Você costumava me cativar
Com a sua luz brilhante
Agora sou limitada pela vida que você deixou para trás
Seu rosto assombra todos os meus sonhos que costumavam ser agradáveis
Sua voz expulsou toda a sanidade em mim

Essas feridas não vão cicatrizar
Essa dor é muito real
Existe tanta coisa que o tempo não pode apagar

Quando você chorou, eu enxuguei todas as suas lágrimas
Quando você gritou, eu lutei contra todos os seus medos
E eu segurei sua mão por todos estes anos
Mas você ainda tem tudo de mim

Eu tentei tanto dizer a mim mesma que você se foi
Mas mesmo você ainda estando comigo
Eu estive sozinha todo esse tempo

Quando você chorou, eu enxuguei todas as suas lágrimas
Quando você gritou, eu lutei contra todos os seus medos
E eu segurei sua mão por todos estes anos
Mas você ainda tem tudo de mim"

Eu deveria apenas deixar que ela virasse e me visse ali, ou poderia sair antes dela terminar, mas estava hipnotizado e num ímpeto levantei para bater palmas, vendo Amabily pular no lugar e se virar bufando.

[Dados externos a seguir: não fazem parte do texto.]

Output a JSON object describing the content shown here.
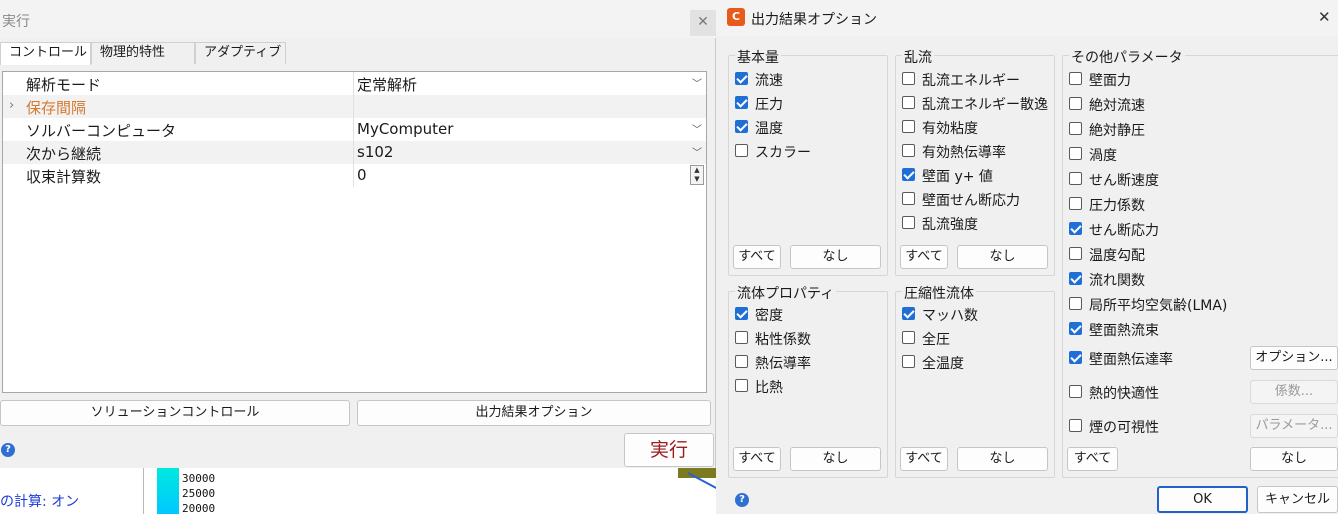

- O que está fazendo aqui??
- Bruna me pediu para... - Ela não me deixou terminar
- Bru saiu faz tempo!! E eu achei que estivesse sozinha!
- Ela me ligou dizendo que... - E então soube que minha irmã armou para mim - Filha de uma boa mãe!!!
- Quê? - Os olhos de Amabily estavam vermelhos mas chispavam.
- Bruna armou isso! Ela sabia que você estaria aqui!
- Sim, ela sabia! Conversamos um pouco antes que ela saísse. - Fitei seus olhos e resolvi mudar de assunto
- Você só canta ou toca quando está sozinha?
- Sim, porquê? - Ela arrebitou o nariz
- Amabily, pelo que sei estávamos bem quando sai daqui.
- E estamos! - Ela deu de ombros e se sentou
- Então porquê essa animosidade toda? - Me aproximei
- Nada! Só levei um susto...só isso.
- Adoro Evanescence! - Me lembrava a juventude, e talvez a sua irmã nerd -  mas essa música é triste...te lembra alguém?
- Sim, lembra. Mas não quero falar sobre isso.
- Às vezes faz bem falar um pouco sobre o passado... - Tentei. Eu queria saber mais
- Passado? Como você sabe que  faz parte do meu passado? Quem falou? - Ela levantou brava -  Lyz? Ninah? Minha mãe? - Ela respirou - Minha mãe não faria...Quem?
- Ninguém. Apenas presumi por ser uma música antiga.
- Ah! - Ela se sentou novamente.
- Mas agora eu sei que há alguma coisa! Pela sua entrega e pela...raiva?
- Nada que te diga respeito, irmãozinho!
- Ok...voltamos ao que éramos! - Virei as costas e saí - Tchau, irmãzinha!

Fui até o carro com o coração batendo forte e com as bolas apertadas dentro da calça.

- "Pôrra de mulher!!!"

Bufei, dei meia volta e decidi que se já estava ali, não iria dar o gostinho da vitória para aquela baixinha sexy.